|Title||XMM Studies of a Millisecond Pulsar Coincident with a Fermi LAT Source|
|Author||Dr Kent Wood|
|Description||We propose to use XMM-Newton to search for X-ray pulsations in the counterpart to a newly-discovered Fermi LAT Source. This source is a binary millisecond pulsar. The radio observations have also found the orbital solution proving the companion has very low mass, suggesting a black widow system. A Chandra image of the LAT field provides possible X-ray counterparts. The radio position suggests one of these is the best candidate although it is not yet definitive. Specific objectives of the XMM search are (1) detect X-ray pulsations, get pulsed flux and light curve, (2) determine off-pulse flux, again to compare with other wavelengths; (3) spectrum of the source as a function of orbital phase.|
|Publication||No observations found associated with the current proposal|
|Instrument||EMOS1, EMOS2, EPN, OM, RGS1, RGS2|
|Mission Description||The European Space Agency's (ESA) X-ray Multi-Mirror Mission (XMM-Newton) was launched by an Ariane 504 on December 10th 1999. XMM-Newton is ESA's second cornerstone of the Horizon 2000 Science Programme. It carries 3 high throughput X-ray telescopes with an unprecedented effective area, and an optical monitor, the first flown on a X-ray observatory. The large collecting area and ability to make long uninterrupted exposures provide highly sensitive observations.
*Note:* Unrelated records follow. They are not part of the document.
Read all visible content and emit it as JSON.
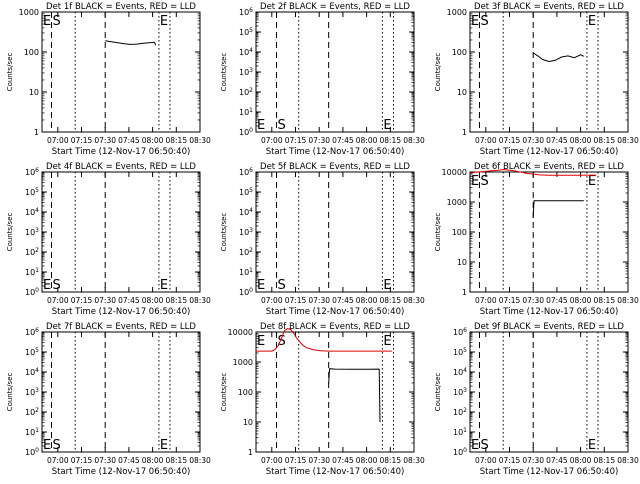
{
  "chart_data": [
    {
      "type": "line",
      "title": "Det 1f BLACK = Events, RED = LLD",
      "ylabel": "Counts/sec",
      "xlabel": "Start Time (12-Nov-17 06:50:40)",
      "yscale": "log",
      "ylim": [
        1,
        1000
      ],
      "yticks": [
        1,
        10,
        100,
        1000
      ],
      "yticklabels": [
        "1",
        "10",
        "100",
        "1000"
      ],
      "xlim": [
        0,
        100
      ],
      "xticks": [
        10,
        25,
        40,
        55,
        70,
        85,
        100
      ],
      "xticklabels": [
        "07:00",
        "07:15",
        "07:30",
        "07:45",
        "08:00",
        "08:15",
        "08:30"
      ],
      "markers": {
        "dashed_x": [
          6,
          40
        ],
        "dotted_x": [
          21,
          74,
          81
        ],
        "labels": [
          {
            "text": "E",
            "x": 0,
            "pos": "top"
          },
          {
            "text": "S",
            "x": 6,
            "pos": "top"
          },
          {
            "text": "E",
            "x": 74,
            "pos": "top"
          }
        ]
      },
      "series": [
        {
          "color": "black",
          "x": [
            40,
            44,
            48,
            52,
            56,
            60,
            64,
            68,
            71,
            72
          ],
          "y": [
            190,
            180,
            170,
            160,
            155,
            158,
            165,
            170,
            175,
            150
          ]
        }
      ]
    },
    {
      "type": "line",
      "title": "Det 2f BLACK = Events, RED = LLD",
      "ylabel": "Counts/sec",
      "xlabel": "Start Time (12-Nov-17 06:50:40)",
      "yscale": "log",
      "ylim": [
        1,
        1000000
      ],
      "yticks": [
        1,
        10,
        100,
        1000,
        10000,
        100000,
        1000000
      ],
      "yticklabels": [
        "10^0",
        "10^1",
        "10^2",
        "10^3",
        "10^4",
        "10^5",
        "10^6"
      ],
      "xlim": [
        0,
        100
      ],
      "xticks": [
        10,
        25,
        40,
        55,
        70,
        85,
        100
      ],
      "xticklabels": [
        "07:00",
        "07:15",
        "07:30",
        "07:45",
        "08:00",
        "08:15",
        "08:30"
      ],
      "markers": {
        "dashed_x": [
          13,
          46
        ],
        "dotted_x": [
          27,
          80,
          87
        ],
        "labels": [
          {
            "text": "E",
            "x": 0,
            "pos": "bottom"
          },
          {
            "text": "S",
            "x": 13,
            "pos": "bottom"
          },
          {
            "text": "E",
            "x": 80,
            "pos": "bottom"
          }
        ]
      },
      "series": []
    },
    {
      "type": "line",
      "title": "Det 3f BLACK = Events, RED = LLD",
      "ylabel": "Counts/sec",
      "xlabel": "Start Time (12-Nov-17 06:50:40)",
      "yscale": "log",
      "ylim": [
        1,
        1000
      ],
      "yticks": [
        1,
        10,
        100,
        1000
      ],
      "yticklabels": [
        "1",
        "10",
        "100",
        "1000"
      ],
      "xlim": [
        0,
        100
      ],
      "xticks": [
        10,
        25,
        40,
        55,
        70,
        85,
        100
      ],
      "xticklabels": [
        "07:00",
        "07:15",
        "07:30",
        "07:45",
        "08:00",
        "08:15",
        "08:30"
      ],
      "markers": {
        "dashed_x": [
          6,
          40
        ],
        "dotted_x": [
          21,
          74,
          81
        ],
        "labels": [
          {
            "text": "E",
            "x": 0,
            "pos": "top"
          },
          {
            "text": "S",
            "x": 6,
            "pos": "top"
          },
          {
            "text": "E",
            "x": 74,
            "pos": "top"
          }
        ]
      },
      "series": [
        {
          "color": "black",
          "x": [
            40,
            43,
            46,
            50,
            54,
            58,
            62,
            66,
            70,
            72
          ],
          "y": [
            95,
            80,
            65,
            58,
            62,
            75,
            80,
            72,
            85,
            78
          ]
        }
      ]
    },
    {
      "type": "line",
      "title": "Det 4f BLACK = Events, RED = LLD",
      "ylabel": "Counts/sec",
      "xlabel": "Start Time (12-Nov-17 06:50:40)",
      "yscale": "log",
      "ylim": [
        1,
        1000000
      ],
      "yticks": [
        1,
        10,
        100,
        1000,
        10000,
        100000,
        1000000
      ],
      "yticklabels": [
        "10^0",
        "10^1",
        "10^2",
        "10^3",
        "10^4",
        "10^5",
        "10^6"
      ],
      "xlim": [
        0,
        100
      ],
      "xticks": [
        10,
        25,
        40,
        55,
        70,
        85,
        100
      ],
      "xticklabels": [
        "07:00",
        "07:15",
        "07:30",
        "07:45",
        "08:00",
        "08:15",
        "08:30"
      ],
      "markers": {
        "dashed_x": [
          6,
          40
        ],
        "dotted_x": [
          21,
          74,
          81
        ],
        "labels": [
          {
            "text": "E",
            "x": 0,
            "pos": "bottom"
          },
          {
            "text": "S",
            "x": 6,
            "pos": "bottom"
          },
          {
            "text": "E",
            "x": 74,
            "pos": "bottom"
          }
        ]
      },
      "series": []
    },
    {
      "type": "line",
      "title": "Det 5f BLACK = Events, RED = LLD",
      "ylabel": "Counts/sec",
      "xlabel": "Start Time (12-Nov-17 06:50:40)",
      "yscale": "log",
      "ylim": [
        1,
        1000000
      ],
      "yticks": [
        1,
        10,
        100,
        1000,
        10000,
        100000,
        1000000
      ],
      "yticklabels": [
        "10^0",
        "10^1",
        "10^2",
        "10^3",
        "10^4",
        "10^5",
        "10^6"
      ],
      "xlim": [
        0,
        100
      ],
      "xticks": [
        10,
        25,
        40,
        55,
        70,
        85,
        100
      ],
      "xticklabels": [
        "07:00",
        "07:15",
        "07:30",
        "07:45",
        "08:00",
        "08:15",
        "08:30"
      ],
      "markers": {
        "dashed_x": [
          13,
          46
        ],
        "dotted_x": [
          27,
          80,
          87
        ],
        "labels": [
          {
            "text": "E",
            "x": 0,
            "pos": "bottom"
          },
          {
            "text": "S",
            "x": 13,
            "pos": "bottom"
          },
          {
            "text": "E",
            "x": 80,
            "pos": "bottom"
          }
        ]
      },
      "series": []
    },
    {
      "type": "line",
      "title": "Det 6f BLACK = Events, RED = LLD",
      "ylabel": "Counts/sec",
      "xlabel": "Start Time (12-Nov-17 06:50:40)",
      "yscale": "log",
      "ylim": [
        1,
        10000
      ],
      "yticks": [
        1,
        10,
        100,
        1000,
        10000
      ],
      "yticklabels": [
        "1",
        "10",
        "100",
        "1000",
        "10000"
      ],
      "xlim": [
        0,
        100
      ],
      "xticks": [
        10,
        25,
        40,
        55,
        70,
        85,
        100
      ],
      "xticklabels": [
        "07:00",
        "07:15",
        "07:30",
        "07:45",
        "08:00",
        "08:15",
        "08:30"
      ],
      "markers": {
        "dashed_x": [
          6,
          40
        ],
        "dotted_x": [
          21,
          74,
          81
        ],
        "labels": [
          {
            "text": "E",
            "x": 0,
            "pos": "top"
          },
          {
            "text": "S",
            "x": 6,
            "pos": "top"
          },
          {
            "text": "E",
            "x": 74,
            "pos": "top"
          }
        ]
      },
      "series": [
        {
          "color": "red",
          "x": [
            0,
            3,
            6,
            10,
            14,
            18,
            21,
            25,
            28,
            32,
            36,
            40,
            44,
            50,
            56,
            62,
            68,
            74,
            78,
            80
          ],
          "y": [
            9000,
            9800,
            10000,
            10500,
            11000,
            11500,
            12000,
            11500,
            11000,
            10000,
            9000,
            8500,
            8000,
            7800,
            7800,
            7800,
            7800,
            7900,
            7900,
            7900
          ]
        },
        {
          "color": "black",
          "x": [
            40,
            40.5,
            42,
            50,
            60,
            70,
            72
          ],
          "y": [
            300,
            1100,
            1100,
            1100,
            1100,
            1100,
            1100
          ]
        }
      ]
    },
    {
      "type": "line",
      "title": "Det 7f BLACK = Events, RED = LLD",
      "ylabel": "Counts/sec",
      "xlabel": "Start Time (12-Nov-17 06:50:40)",
      "yscale": "log",
      "ylim": [
        1,
        1000000
      ],
      "yticks": [
        1,
        10,
        100,
        1000,
        10000,
        100000,
        1000000
      ],
      "yticklabels": [
        "10^0",
        "10^1",
        "10^2",
        "10^3",
        "10^4",
        "10^5",
        "10^6"
      ],
      "xlim": [
        0,
        100
      ],
      "xticks": [
        10,
        25,
        40,
        55,
        70,
        85,
        100
      ],
      "xticklabels": [
        "07:00",
        "07:15",
        "07:30",
        "07:45",
        "08:00",
        "08:15",
        "08:30"
      ],
      "markers": {
        "dashed_x": [
          6,
          40
        ],
        "dotted_x": [
          21,
          74,
          81
        ],
        "labels": [
          {
            "text": "E",
            "x": 0,
            "pos": "bottom"
          },
          {
            "text": "S",
            "x": 6,
            "pos": "bottom"
          },
          {
            "text": "E",
            "x": 74,
            "pos": "bottom"
          }
        ]
      },
      "series": []
    },
    {
      "type": "line",
      "title": "Det 8f BLACK = Events, RED = LLD",
      "ylabel": "Counts/sec",
      "xlabel": "Start Time (12-Nov-17 06:50:40)",
      "yscale": "log",
      "ylim": [
        1,
        10000
      ],
      "yticks": [
        1,
        10,
        100,
        1000,
        10000
      ],
      "yticklabels": [
        "1",
        "10",
        "100",
        "1000",
        "10000"
      ],
      "xlim": [
        0,
        100
      ],
      "xticks": [
        10,
        25,
        40,
        55,
        70,
        85,
        100
      ],
      "xticklabels": [
        "07:00",
        "07:15",
        "07:30",
        "07:45",
        "08:00",
        "08:15",
        "08:30"
      ],
      "markers": {
        "dashed_x": [
          13,
          46
        ],
        "dotted_x": [
          27,
          80,
          87
        ],
        "labels": [
          {
            "text": "E",
            "x": 0,
            "pos": "top"
          },
          {
            "text": "S",
            "x": 13,
            "pos": "top"
          },
          {
            "text": "E",
            "x": 80,
            "pos": "top"
          }
        ]
      },
      "series": [
        {
          "color": "red",
          "x": [
            0,
            4,
            8,
            10,
            12,
            14,
            16,
            18,
            20,
            22,
            24,
            26,
            28,
            30,
            32,
            36,
            40,
            46,
            50,
            55,
            60,
            70,
            80,
            85,
            86
          ],
          "y": [
            2300,
            2300,
            2300,
            2300,
            2600,
            3500,
            6000,
            11000,
            13000,
            12000,
            9000,
            6000,
            4500,
            3500,
            3000,
            2600,
            2400,
            2300,
            2300,
            2300,
            2300,
            2300,
            2300,
            2300,
            2300
          ]
        },
        {
          "color": "black",
          "x": [
            46,
            46.5,
            50,
            60,
            70,
            78,
            78.5
          ],
          "y": [
            200,
            600,
            580,
            570,
            570,
            580,
            10
          ]
        }
      ]
    },
    {
      "type": "line",
      "title": "Det 9f BLACK = Events, RED = LLD",
      "ylabel": "Counts/sec",
      "xlabel": "Start Time (12-Nov-17 06:50:40)",
      "yscale": "log",
      "ylim": [
        1,
        1000000
      ],
      "yticks": [
        1,
        10,
        100,
        1000,
        10000,
        100000,
        1000000
      ],
      "yticklabels": [
        "10^0",
        "10^1",
        "10^2",
        "10^3",
        "10^4",
        "10^5",
        "10^6"
      ],
      "xlim": [
        0,
        100
      ],
      "xticks": [
        10,
        25,
        40,
        55,
        70,
        85,
        100
      ],
      "xticklabels": [
        "07:00",
        "07:15",
        "07:30",
        "07:45",
        "08:00",
        "08:15",
        "08:30"
      ],
      "markers": {
        "dashed_x": [
          6,
          40
        ],
        "dotted_x": [
          21,
          74,
          81
        ],
        "labels": [
          {
            "text": "E",
            "x": 0,
            "pos": "bottom"
          },
          {
            "text": "S",
            "x": 6,
            "pos": "bottom"
          },
          {
            "text": "E",
            "x": 74,
            "pos": "bottom"
          }
        ]
      },
      "series": []
    }
  ]
}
Since Earth's atmosphere blocks out all X-rays, only a telescope in space can detect and study celestial X-ray sources. The XMM-Newton mission is helping scientists to solve a number of cosmic mysteries, ranging from the enigmatic black holes to the origins of the Universe itself. Observing time on XMM-Newton is being made available to the scientific community, applying for observational periods on a competitive basis.